According with our CHD classification, those patients included in the group 3 (low oxygenation with normal aortic flow) were the ones with the highest levels of o-Tyr, being different even from those patients included in group 5 (mixed oxygenation and aortic flow obstruction).

Classically, patients with TGA and HLHS have been described as the ones with the worst neurodevelopment outcome [33,34,35]. Recently, some authors have described that a decrease in total brain volume is associated with increased risk of postnatal white matter injury especially in TGA, but not in HLHS patients [8]. In the same line, Everwijn and colleagues reported that only TGA fetuses present a delay in brain maturation. In their study, fetuses with HLHS did not show significantly less mature brains [24]. All these results could support the differences that we have found between TGA and HLHS patients in our cohort.

4.4. Head Circumference Is Lower in CHD Patients

Indirect neurodevelopmental biomarkers such as HC were lower in CDH patients despite using z-score that corrects for gestational age at birth. HC was also lower in low oxygenation groups (group 3) and with any degree of flow obstruction (groups 4 and 5). However, differences were nonsignificant.

Our results agree with those found by Jansen and colleagues, who described a decline in HC growth in fetuses with CHD irrespective of aortic flow [10]. In addition, in a nationwide study in Denmark, patients with CHD also had smaller HC at birth. Interestingly, patients with TGA presented smaller HC in relation to birthweight [36]. Going further, a recent study published by our group, demonstrated that those CHD fetuses with an expected lower brain oxygen supply had a smaller corpus callosum [27]. All these data support the hypothesis that circulatory changes in CHD could disrupt oxygen and nutrient supply to the brain with a significant impact on brain maturation and growth. In our cohort, there was no correlation between HC or z-score HC and OS biomarkers but those patients with a HC under p10, presented increased levels of o-Tyr.

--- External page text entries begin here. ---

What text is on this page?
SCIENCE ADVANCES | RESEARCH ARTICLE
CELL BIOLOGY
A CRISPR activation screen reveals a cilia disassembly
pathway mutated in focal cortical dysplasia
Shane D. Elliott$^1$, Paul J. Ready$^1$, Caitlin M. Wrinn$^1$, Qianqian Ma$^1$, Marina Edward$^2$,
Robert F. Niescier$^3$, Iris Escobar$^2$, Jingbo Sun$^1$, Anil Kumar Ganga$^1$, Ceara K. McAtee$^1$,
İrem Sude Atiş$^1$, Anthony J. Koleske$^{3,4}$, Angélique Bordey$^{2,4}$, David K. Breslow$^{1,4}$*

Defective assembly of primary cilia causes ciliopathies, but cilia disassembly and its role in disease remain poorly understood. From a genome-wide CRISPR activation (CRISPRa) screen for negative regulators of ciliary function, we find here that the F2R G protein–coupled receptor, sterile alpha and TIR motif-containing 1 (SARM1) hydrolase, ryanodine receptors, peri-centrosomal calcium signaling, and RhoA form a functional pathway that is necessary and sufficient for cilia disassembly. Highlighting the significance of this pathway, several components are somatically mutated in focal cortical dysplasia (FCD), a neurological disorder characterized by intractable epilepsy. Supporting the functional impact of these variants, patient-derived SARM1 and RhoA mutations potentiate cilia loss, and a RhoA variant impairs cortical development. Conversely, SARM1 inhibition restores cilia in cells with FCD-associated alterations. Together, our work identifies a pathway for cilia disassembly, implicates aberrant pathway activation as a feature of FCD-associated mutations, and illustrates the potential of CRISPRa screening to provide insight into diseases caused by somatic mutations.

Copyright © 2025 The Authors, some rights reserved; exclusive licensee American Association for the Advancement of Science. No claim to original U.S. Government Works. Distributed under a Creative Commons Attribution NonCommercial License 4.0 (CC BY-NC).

4.5. Strengths and Limitations of the Study

To our knowledge, this is the first study to report the relation between AF OS biomarkers and CHD in pregnancy. Limitations of the study include first being a retrospective study and therefore the neurodevelopmental outcome of these patients was not prospectively examined and only indirect measures, such as HC, could be analyzed. Moreover, the sample size is small, especially in the main sub-groups of CHD such as TGA and HLHS, decreasing the power of the results. We are conducting a prospective study with a larger cohort of fetuses to analyze type-specific CHD on OS biomarker profiles and their relationship with neurodevelopment in these groups of patients.

5. Conclusions

Fetuses with CHD showed increased OS biomarkers levels and lower HC when compared to controls. These differences were more pronounced in patients with CHD with low brain oxygenation. Moreover, our results suggest that increased levels of OS biomarkers are more influenced by the effect of low cerebral oxygenation rather than by the presence of aortic flow obstruction. Future studies encompassing a larger number of cases are needed to further investigate the role of OS biomarkers as an early predictor of neurodevelopmental outcome problems in CHD survivors.